The lesson is not to pilot less. It is to pilot honestly. Design the pilot to meet the hard parts early, on purpose, while they are still cheap to face. A pilot that was built to survive production usually does. A pilot that was built to impress a room usually does exactly that, and nothing more.
Frequently Asked Questions
Q1. Why do AI pilots work in the demo but fail in production?
Because the pilot is run under conditions designed to make it succeed: clean, curated data, one cooperative team, and the messy exceptions set aside. Production has none of those advantages. The pilot proved the model could work in ideal conditions, not that it will work in real ones.
Q2. What is pilot purgatory?
It is the state where an AI initiative is neither cancelled nor scaled. It demonstrated value in a controlled test but never transitioned to real use, and it sits consuming budget and credibility while delivering neither. Research suggests the large majority of enterprise pilots end up here.
Q3. What are the five gaps that cause pilots to stall?
Data (clean pilot data versus messy production data), integration (manual in the pilot, required at scale in production), ownership (diffuse in a pilot, must be a single named owner in production), metrics (works versus delivers a defined business result), and sponsorship (initial excitement versus sustained commitment through the hard part).
Q4. Which gap matters most for property companies?
The data gap. Property data is unusually fragmented across leasing, maintenance, accounting, and portal systems, so a pilot that runs on hand-assembled clean data is hiding a larger-than-average mess that surfaces at production scale.

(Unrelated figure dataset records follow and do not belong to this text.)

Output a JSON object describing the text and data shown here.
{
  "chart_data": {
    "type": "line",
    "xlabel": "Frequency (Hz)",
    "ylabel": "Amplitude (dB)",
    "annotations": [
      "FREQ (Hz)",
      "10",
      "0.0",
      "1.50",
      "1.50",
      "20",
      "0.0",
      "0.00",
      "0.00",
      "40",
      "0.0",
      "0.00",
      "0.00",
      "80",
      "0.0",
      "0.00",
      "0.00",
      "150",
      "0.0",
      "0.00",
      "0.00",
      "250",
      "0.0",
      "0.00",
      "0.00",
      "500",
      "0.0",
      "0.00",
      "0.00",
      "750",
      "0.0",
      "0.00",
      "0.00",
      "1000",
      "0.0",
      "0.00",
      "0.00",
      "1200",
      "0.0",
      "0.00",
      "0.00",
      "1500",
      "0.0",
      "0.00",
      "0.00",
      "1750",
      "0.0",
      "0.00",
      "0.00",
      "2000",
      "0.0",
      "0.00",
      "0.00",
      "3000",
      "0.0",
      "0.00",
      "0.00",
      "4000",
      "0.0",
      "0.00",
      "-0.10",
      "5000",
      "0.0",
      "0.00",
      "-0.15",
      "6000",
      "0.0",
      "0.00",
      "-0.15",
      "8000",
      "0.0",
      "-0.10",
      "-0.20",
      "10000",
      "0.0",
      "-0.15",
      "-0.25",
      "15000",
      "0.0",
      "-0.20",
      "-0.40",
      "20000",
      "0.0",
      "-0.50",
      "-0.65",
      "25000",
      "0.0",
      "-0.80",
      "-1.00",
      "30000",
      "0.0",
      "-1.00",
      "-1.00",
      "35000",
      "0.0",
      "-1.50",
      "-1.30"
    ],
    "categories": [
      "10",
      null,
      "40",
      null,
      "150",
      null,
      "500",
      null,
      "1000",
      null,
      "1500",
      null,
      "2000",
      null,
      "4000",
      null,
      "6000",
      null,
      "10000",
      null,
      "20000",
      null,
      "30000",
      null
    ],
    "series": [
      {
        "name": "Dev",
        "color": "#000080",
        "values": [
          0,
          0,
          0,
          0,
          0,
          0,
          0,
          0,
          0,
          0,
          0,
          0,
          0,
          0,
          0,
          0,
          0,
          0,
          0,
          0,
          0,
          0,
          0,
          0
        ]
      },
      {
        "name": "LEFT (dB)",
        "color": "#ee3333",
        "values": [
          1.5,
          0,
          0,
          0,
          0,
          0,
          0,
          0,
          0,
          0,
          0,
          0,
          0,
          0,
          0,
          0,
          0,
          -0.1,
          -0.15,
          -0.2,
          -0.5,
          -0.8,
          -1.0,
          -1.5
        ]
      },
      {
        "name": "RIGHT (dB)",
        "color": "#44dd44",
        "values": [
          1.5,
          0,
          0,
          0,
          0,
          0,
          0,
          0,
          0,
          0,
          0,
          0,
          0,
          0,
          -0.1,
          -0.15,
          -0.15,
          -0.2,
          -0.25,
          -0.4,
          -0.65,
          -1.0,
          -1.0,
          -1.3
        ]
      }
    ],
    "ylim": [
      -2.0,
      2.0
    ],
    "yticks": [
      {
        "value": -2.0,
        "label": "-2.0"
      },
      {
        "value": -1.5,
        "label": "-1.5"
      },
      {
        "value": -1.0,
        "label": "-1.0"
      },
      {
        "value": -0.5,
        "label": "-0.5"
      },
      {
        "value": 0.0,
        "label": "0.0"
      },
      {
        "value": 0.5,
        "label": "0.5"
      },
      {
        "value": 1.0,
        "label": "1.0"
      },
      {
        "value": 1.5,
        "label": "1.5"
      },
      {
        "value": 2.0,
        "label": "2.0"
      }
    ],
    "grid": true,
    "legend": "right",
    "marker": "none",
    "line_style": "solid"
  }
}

Q5. How do we design a pilot that actually reaches production?
Run it on real, messy data instead of a curated sample, name the single production owner before you start, define the business number that would justify scaling, scope it to one narrow task with a measurable output, and treat integration and governance as design requirements from the beginning rather than an afterthought.
Q6. Isn't a better AI model the way to improve our success rate?
No. Research consistently finds that model quality accounts for a small share of pilot failures, while data readiness, integration, ownership, and organizational alignment account for the majority. A better model does not meaningfully change the production conversion rate if those gaps remain.
Q7. Should we run fewer pilots then?
Not fewer, more honest. The problem is not piloting, it is piloting under artificial conditions that hide the hard parts. A pilot deliberately designed to meet real data, real integration, and real ownership from the start is far more likely to reach production, even if it looks less polished in the demo.
Q8. How narrow should a pilot be?
Narrow enough to have one well-defined task and one measurable output. Broad, open-ended pilots fail at scale because their edge cases multiply and their quality becomes untestable. Successful scalers proved a narrow version worked in production first, then expanded scope only after it was stable.